Jura has a very different landscape to Islay and is a good place to go if you want some solitude and hill walking. Indeed, George Orwell stayed here in 1946 whilst writing “1984”. The house where he wrote the book is called “Barnhill” and is in a very remote location.

Of course, Jura also has a distillery which is now joined by a small Gin distillery run by 3 local ladies who collect all the ingredients on the island. The distillery is open for tours, but it is a cottage industry so you need to pre-book your tour and can’t just turn up unannounced at the door. More details on their website.

With a bit more effort and planning, you can also manage to do an island hopping day trip to the Isle of Colonsay which lies ~ 6 miles north of Islay.
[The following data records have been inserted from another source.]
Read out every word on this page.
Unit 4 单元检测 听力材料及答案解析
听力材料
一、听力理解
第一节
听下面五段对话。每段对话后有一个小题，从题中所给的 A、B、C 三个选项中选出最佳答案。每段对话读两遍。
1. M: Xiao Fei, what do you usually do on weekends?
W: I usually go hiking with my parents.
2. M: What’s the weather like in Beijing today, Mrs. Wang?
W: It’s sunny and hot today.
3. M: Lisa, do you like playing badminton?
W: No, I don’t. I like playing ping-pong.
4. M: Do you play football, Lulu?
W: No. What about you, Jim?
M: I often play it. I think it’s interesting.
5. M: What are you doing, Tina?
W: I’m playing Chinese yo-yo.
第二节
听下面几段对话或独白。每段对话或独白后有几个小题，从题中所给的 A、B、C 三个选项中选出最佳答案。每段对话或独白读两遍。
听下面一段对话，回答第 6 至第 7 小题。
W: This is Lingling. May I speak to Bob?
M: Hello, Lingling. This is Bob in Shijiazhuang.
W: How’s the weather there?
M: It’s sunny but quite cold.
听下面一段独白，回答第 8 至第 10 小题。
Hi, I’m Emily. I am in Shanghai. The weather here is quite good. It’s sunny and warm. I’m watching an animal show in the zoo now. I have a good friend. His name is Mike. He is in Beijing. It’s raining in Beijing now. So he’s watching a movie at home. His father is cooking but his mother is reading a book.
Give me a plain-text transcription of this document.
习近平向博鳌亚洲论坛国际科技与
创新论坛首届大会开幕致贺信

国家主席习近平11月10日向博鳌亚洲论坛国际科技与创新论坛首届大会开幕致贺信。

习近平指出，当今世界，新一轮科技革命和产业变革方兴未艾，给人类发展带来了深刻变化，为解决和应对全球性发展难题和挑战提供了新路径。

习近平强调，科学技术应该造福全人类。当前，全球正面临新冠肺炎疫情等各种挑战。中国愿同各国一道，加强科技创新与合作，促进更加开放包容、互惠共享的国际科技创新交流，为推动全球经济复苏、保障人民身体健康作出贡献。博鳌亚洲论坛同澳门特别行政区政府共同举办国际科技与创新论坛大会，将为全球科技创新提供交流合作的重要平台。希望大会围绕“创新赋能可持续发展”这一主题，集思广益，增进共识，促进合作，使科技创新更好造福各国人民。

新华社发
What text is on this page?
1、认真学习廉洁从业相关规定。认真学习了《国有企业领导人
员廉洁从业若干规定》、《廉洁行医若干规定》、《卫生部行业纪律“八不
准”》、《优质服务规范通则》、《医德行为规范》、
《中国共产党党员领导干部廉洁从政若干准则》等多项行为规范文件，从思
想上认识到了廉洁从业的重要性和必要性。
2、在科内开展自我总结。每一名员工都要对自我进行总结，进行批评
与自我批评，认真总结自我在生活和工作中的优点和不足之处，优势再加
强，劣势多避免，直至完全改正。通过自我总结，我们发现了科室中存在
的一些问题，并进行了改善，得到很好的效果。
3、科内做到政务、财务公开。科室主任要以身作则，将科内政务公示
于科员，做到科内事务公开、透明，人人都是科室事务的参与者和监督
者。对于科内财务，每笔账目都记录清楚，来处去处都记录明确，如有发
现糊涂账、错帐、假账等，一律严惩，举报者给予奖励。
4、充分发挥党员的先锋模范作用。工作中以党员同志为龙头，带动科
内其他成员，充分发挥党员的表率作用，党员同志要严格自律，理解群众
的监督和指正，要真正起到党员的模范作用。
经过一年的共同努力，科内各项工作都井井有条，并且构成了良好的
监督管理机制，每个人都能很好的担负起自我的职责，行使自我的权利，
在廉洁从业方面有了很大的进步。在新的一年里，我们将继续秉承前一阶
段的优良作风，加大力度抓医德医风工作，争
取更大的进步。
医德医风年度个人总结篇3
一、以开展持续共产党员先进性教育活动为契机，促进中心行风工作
Due to the ferry times, a day visit to Colonsay is only possible on a Wednesday and you will only have 5 hours ashore.

Colonsay, like Jura, has a small gin distillery (the humorously named “Wild Thyme Spirits”), but is otherwise a very different island feeling much tamer than more mountainous Jura.

The big attraction of Colonsay is its many beautiful beaches, crystal clear waters and the fact that only the most adventurous visitors ever go here. Get a sunny day and you’ll feel very pleased with yourself that you made the effort to discover this overlooked gem of an island.